Black Beauty, black power, black love, black skin, black culture… Black is King. L’album visuel de Beyoncé est une revendication de la fierté et des beautés noires. Une idée qui nécessite d’être mise en valeur, selon Sinatou Saka. «Il ne faut pas oublier que la dépigmentation est encore pratiquée dans certains pays africains, où la peau claire est perçue comme un atout dans la vie. Donc nous avons besoin de ce genre de film pour glorifier notre identité noire. Moi par exemple je suis béninoise, et ma mère me répète constamment ce dicton yoruba : « L’enfant ne tombe pas de l’arbre ». C’est une façon de dire qe l’on est issu d’une histoire, d’une lignée, d’une communauté. Mais par ailleurs, au delà de l’aspect culturel dont nous sommes très fiers, j’aimerais l’être aussi de voir qu’un jour, tous les Africains auront accès aux soins, à l’eau et aux services de base de la vie quotidienne. Ce n’est pas encore le cas, même si on constate des avancées. Mais cela n’incombe bien sûr pas à Beyoncé.»

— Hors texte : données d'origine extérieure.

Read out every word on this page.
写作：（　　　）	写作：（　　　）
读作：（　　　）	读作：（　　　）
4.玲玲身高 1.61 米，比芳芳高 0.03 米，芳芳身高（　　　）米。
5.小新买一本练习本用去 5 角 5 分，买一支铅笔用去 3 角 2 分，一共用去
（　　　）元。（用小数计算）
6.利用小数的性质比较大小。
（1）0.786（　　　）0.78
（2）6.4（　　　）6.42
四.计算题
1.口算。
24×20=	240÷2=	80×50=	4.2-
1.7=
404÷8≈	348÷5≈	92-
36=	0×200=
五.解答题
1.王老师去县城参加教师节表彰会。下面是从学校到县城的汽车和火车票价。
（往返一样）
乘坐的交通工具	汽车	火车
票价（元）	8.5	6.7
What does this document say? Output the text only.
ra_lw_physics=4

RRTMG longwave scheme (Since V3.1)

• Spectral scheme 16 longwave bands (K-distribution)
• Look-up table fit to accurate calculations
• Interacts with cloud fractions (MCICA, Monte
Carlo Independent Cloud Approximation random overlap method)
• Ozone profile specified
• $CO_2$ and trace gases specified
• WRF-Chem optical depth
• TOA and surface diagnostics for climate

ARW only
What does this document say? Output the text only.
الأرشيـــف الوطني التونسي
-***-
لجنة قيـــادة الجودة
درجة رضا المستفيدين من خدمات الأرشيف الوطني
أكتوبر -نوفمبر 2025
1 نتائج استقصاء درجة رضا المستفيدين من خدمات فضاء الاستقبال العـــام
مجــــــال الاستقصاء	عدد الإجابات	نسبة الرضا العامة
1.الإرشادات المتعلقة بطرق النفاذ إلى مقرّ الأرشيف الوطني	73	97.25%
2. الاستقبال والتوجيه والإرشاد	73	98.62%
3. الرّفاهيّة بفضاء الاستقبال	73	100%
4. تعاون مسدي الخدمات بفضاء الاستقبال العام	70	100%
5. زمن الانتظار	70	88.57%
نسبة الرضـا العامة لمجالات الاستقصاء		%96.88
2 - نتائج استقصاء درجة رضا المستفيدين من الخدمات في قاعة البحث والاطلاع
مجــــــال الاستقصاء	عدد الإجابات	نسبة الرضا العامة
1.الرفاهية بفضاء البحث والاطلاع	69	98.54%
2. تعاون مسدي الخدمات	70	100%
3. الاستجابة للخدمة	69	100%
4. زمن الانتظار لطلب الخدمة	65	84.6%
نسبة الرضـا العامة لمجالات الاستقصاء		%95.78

Beyoncé en Isis, divinité égyptienne

Beyoncé en Isis, divinité égyptienne

Incarnant tour à tour son personnage de Nala, celui d’Oshun, déesse yoruba ou encore la divinité égyptienne Isis, Beyoncé figure dans tous les tableaux du film. «On la voit dans tous les clips. C’est un peu mégalo, mais c’est aussi une façon de dire : je suis une femme noire et j’ai réussi. Ce message s’adresse en premier lieu aux Afro-Américains et ensuite aux autres.»

Un film d’actualité?

À l’heure où le mouvement Black Lives Matter et les manifestations contre les violences policières et le racisme agitent le monde entier, l’artiste délivre un puissant message. «Sa notoriété lui permet de toucher énormément de populations noires et afro-descendantes, partout dans le monde, conclut la journaliste. Cette prise de parole arrive au moment où les minorités noires sont épuisées par des décennies d’oppression et de combats. Black is King glorifie les Noirs que des siècles d’esclavage et de colonisation ont tenté d’effacer. Comme l’écrivent certains internautes, « c’est un moment africain ». Et je pense qu’on a encore besoin de voir ce genre de film pour casser des stéréotypes qui ont la peau dure.»